Ellen DeGeneres doesn't typically use her daytime talk show as a bully pulpit, but on Friday's show she spoke out about something something near and dear to her heart, and something that was kicked down the road to a later date.
In this case, DeGeneres was not speaking about Congress kicking the can down the road, meaning the sequester or the fiscal cliff. Instead, she took took on the recent controversy over the Boy Scouts’ near-decision to lift their long-standing ban on gay scouts and leaders.
As you might expect from the self-effacing host, she began her monologue with a joke, saying,
If the Boy Scouts start treating gays equally, they’re going to become the first group to do it -— after the Army, the Navy, the Air Force, the Marines, the Coast Guard, all of the United Kingdom and Cher.
The comments regarding Cher and the Armed Services should be obvious. It was only this week that the British House of Commons -- on Tuesday -- voted 400 to 175 to approve a draft law allowing gay marriage.
More humor came, when Ellen stated that "obviously," as a gay woman herself (and married to actress Portia de Rossi) she believe that the Boy Scouts should allow gay members and leaders, and the fact that they don’t is “insane.” She added,
They won’t let their members be gay, or openly gay, anyway, but they’re letting them wear neckerchiefs and green short shorts.
She then spoke of her brother Vance’s positive experiences in the Boy Scouts, including how to tie such "good knots" that she was tied to a water pipe for three weeks.
Ellen also showed a childhood photo of herself in a Girl Scout uniform.
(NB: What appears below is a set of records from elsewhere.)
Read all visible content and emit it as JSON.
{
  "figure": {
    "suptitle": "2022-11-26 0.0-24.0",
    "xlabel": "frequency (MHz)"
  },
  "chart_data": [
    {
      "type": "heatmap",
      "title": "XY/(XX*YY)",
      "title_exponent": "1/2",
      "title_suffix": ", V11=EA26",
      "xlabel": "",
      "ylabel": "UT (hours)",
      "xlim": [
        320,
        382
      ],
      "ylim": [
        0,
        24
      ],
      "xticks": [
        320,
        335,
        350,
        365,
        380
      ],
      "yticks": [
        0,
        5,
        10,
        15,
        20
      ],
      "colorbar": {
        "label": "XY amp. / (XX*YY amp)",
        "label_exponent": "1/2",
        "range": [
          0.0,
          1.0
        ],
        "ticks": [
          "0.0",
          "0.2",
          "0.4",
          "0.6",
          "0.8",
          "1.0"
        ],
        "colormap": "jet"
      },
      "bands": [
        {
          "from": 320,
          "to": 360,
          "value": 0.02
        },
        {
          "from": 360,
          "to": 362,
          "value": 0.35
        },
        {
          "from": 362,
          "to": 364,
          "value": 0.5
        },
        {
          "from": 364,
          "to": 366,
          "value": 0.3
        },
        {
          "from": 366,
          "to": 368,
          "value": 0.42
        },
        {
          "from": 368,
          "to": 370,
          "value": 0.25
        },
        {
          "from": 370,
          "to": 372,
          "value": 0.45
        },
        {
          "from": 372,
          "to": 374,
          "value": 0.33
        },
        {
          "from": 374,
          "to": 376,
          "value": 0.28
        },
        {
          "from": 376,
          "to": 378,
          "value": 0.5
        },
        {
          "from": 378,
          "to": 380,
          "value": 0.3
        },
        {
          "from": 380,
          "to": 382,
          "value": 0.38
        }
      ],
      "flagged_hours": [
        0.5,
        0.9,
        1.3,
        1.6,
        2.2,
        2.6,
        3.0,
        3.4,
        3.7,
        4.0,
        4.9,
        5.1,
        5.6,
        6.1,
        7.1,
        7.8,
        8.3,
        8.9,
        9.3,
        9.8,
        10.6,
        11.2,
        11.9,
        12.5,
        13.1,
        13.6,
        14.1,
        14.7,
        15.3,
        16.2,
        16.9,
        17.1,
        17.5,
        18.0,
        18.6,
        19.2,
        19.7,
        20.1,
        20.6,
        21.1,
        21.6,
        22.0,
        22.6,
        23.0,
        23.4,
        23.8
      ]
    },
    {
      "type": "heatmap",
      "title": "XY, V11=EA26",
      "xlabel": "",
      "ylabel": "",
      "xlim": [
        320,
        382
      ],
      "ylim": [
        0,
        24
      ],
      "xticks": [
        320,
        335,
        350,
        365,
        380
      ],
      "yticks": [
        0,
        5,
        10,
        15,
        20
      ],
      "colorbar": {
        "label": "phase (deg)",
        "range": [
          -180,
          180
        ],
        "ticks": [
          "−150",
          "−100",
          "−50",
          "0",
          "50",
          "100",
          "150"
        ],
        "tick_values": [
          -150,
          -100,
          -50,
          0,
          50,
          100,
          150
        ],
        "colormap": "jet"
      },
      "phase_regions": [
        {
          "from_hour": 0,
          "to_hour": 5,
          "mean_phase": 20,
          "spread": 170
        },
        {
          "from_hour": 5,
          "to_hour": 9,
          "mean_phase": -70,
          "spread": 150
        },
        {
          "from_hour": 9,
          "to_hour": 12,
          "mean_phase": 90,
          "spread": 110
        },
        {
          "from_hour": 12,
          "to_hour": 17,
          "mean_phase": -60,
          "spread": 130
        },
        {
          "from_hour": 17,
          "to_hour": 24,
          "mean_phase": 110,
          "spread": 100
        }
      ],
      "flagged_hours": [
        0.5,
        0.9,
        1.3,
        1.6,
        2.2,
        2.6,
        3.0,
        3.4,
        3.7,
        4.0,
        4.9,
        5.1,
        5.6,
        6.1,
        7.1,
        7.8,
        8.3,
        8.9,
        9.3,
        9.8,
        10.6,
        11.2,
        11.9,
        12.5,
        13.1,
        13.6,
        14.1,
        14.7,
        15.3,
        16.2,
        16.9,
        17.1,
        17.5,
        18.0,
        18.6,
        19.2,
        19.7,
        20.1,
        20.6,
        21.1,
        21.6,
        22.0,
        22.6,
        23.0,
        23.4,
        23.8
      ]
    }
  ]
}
The Girl Scouts do not have a membership policies on sexual preference. Their cookies don't discriminate either, Ellen noted, added 10 pounds to everyone, gay or straight.
The Boy Scout leadership message, she said, is important and should be open to all.
The more that we teach people how to accept people for who they are, the more self-confident they’ll be and the better leaders they’ll become.
Ellen concluded her speech by listing all the things that should be more worrisome to the Boy Scouts than someone’s sexual orientation:
- bears,
- poison ivy,
- poison oak,
- black widows,
- ticks,
- lyme disease
She concluded:
Gay or straight, that [experience] sounds miserable to me.